Evolutionary Algorithms (EAs) are well known metaheuristics that have been applied to solve a wide variety of problems. Inspired by natural evolution, which relies on a population (set) of candidate solutions, EAs try to progressively improve solutions by applying several so-called genetic operations. The success of EAs has allowed researchers to deal with increasingly complex real world problems.

The article DICE: a new family of bivariate estimation of distribution algorithms for binary and multary search spaces presents a new family of Estimation of Distribution Algorithms (EDAs) for discrete search spaces. The proposed algorithms, which are called DICE (Discrete Correlated Estimation of distribution algorithms) are based, like previous bivariate EDAs, on bivariate marginal distribution models. An important difference from previous approaches is that DICE utilizes a model based on dichotomised multivariate Gaussian (DG) distributions. The performance of the proposed approach is tested on a suite of challenging combinatorial optimization problems and compared to results achieved by previous discrete-space bivariate EDA models, showing superior optimization performances, with the performance gap becoming more marked with the increase in the number of dimensions.

In the work titled using genetic programming to evolve action selection rules in traversal-based automated software testingresults obtained with the TESTAR tool, the authors propose the use of a genetic programming (GP) algorithm to evolve a strategy for selecting the actions that are going to be used to automatically perform software testing. The results obtained by GP are compared with other methods on three applications, and show the potential of the approach.

Authors of the article combining data augmentation, EDAs and grammatical evolution for blood glucose forecasting address the problem of forecasting the future glucose levels of diabetic patients as a function of food ingestion and insulin bolus sizes. An ensemble grammatical evolution models is used on real data. The performance of the ensemble strategy introduced in this paper is tested against classical approaches, such as ARIMA, and also against other grammatical evolution based approaches. Results obtained show that the proposed strategy is able to reduce the number of potentially dangerous predictions.

In the article approximating landscape insensitivity regions in solving ill-conditioned inverse problems, a metaheuristic is used in order to identify regions of objective functions insensitivity (plateaus). In particular, the proposed metaheuristic consists of a multi-deme hierarchical memetic strategy coupled with random sample clustering and a local evolution process using a multi-winner selection strategy which allows to produce demes to cover each plateau separately. The proposed technique is tested on both benchmark problems and geophysical world data.

The feature selection problem is tackled in the paper PSO surrogate models for feature selection: static and dynamic clustering-based methods. Authors propose the use of a hierarchical clustering method in order to obtain various training sets. Such sets, also called surrogate sets, are then used in order to obtain different features sets. Particle swarm optimization is used as the search mechanism in a feature selection algorithm. Results show that the proposed strategy can choose surrogate sets in order to improve the classification accuracy obtained.
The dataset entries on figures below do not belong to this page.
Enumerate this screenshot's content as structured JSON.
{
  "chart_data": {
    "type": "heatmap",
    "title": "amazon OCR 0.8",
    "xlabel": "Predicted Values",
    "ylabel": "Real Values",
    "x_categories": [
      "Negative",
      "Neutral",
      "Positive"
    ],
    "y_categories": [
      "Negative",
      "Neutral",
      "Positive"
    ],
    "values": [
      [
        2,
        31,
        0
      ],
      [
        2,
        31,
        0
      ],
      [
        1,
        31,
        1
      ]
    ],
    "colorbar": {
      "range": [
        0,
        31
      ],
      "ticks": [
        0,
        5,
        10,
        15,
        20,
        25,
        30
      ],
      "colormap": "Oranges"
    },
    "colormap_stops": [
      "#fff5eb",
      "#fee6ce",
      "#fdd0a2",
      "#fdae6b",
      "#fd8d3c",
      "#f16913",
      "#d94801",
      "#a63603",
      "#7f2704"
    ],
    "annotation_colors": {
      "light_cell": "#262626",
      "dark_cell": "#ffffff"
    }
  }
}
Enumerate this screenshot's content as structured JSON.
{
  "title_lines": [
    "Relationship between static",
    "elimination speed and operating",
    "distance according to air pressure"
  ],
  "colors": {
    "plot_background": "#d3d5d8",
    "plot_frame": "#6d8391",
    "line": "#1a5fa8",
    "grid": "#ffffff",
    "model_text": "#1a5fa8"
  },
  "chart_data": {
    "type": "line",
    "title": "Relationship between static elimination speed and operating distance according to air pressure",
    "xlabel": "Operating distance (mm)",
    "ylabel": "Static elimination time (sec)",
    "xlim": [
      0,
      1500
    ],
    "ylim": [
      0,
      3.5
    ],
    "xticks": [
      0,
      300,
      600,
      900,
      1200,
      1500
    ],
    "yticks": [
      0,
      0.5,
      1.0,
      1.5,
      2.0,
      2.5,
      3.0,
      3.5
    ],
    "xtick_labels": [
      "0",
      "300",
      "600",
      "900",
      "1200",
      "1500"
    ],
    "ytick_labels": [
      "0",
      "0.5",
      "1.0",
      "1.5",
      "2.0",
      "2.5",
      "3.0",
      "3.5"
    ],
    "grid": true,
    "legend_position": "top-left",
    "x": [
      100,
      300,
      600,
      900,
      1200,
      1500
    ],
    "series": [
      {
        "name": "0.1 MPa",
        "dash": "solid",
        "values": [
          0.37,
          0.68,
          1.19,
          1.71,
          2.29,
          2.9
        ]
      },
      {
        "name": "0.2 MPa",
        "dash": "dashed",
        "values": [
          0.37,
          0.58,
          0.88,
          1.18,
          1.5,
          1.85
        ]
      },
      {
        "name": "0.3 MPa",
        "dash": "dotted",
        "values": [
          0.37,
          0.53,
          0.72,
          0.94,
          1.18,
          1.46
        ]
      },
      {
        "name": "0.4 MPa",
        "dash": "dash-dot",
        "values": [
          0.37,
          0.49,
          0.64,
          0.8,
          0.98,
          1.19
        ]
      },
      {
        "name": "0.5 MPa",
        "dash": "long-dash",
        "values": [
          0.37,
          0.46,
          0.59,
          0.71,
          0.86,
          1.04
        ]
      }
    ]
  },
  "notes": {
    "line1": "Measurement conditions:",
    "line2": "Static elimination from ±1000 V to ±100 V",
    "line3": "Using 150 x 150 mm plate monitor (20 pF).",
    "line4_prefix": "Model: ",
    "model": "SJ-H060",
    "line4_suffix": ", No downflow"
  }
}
Finally, GP is used to find patterns in a cryptocurrency market in the article finding attractive technical patterns in cryptocurrency markets. Authors show that the inclusion of domain knowledge and a diversity preserving mechanism in the proposed approach allows to find attractive technical patterns, showing that GP is able to consistently find signals that are profitable and frequent.

This thematic issue gives a glimpse to the state-of-the-art applications of EAs to real-world problems. The selected papers were a result of an open call for papers as well as invitations to authors of best papers published at EvoApplications 2017 European Conference who submitted extended versions of their articles. Therefore, these six articles published in this special issue serve as an affirmation of the applicability of evolutionary computation in tackling and solving a wide range of complex real world problems. We thank the all the authors for the effort in submitting their work for consideration in this thematic issue, including authors of those papers which we were unable to accommodate in this issue.

Notes from Editor-in-Chief

The above six articles make up the thematic issue on applications of evolutionary computation. To complement this thematic issue, we include three more regular issue papers. The paper by Barkaoui describes technique for integrating information on future customer requests for dynamic vehicle routing by means of co-evolutionary approach for generating waiting strategies. The next paper by Zhao et al. addresses a larger scale location-based social networks by capitalizing on bigger data set for more effective recommendation. Their generic recommendation approach is based on a distributed extreme learning machine framework which as reported in the paper, outperformed existing recommendation systems on large-scale friends and places-of-interest recommendation dataset. Finally, for the last paper of this issue, we include a paper by Shi, Zhang and Tsang on guided local search for more efficient combinatorial optimization by capitalizing on big valley structure of solution landscape. Subsequently, the approach is enhanced by improving the effectiveness of the guided local search penalty mechanism by means of estimating the global optimum based on elite solution. They validate their approach on symmetric travelling salesman problems. Finally, thank you to all the reviewers for their critique of the manuscripts submitted and editors who managed the review of the papers.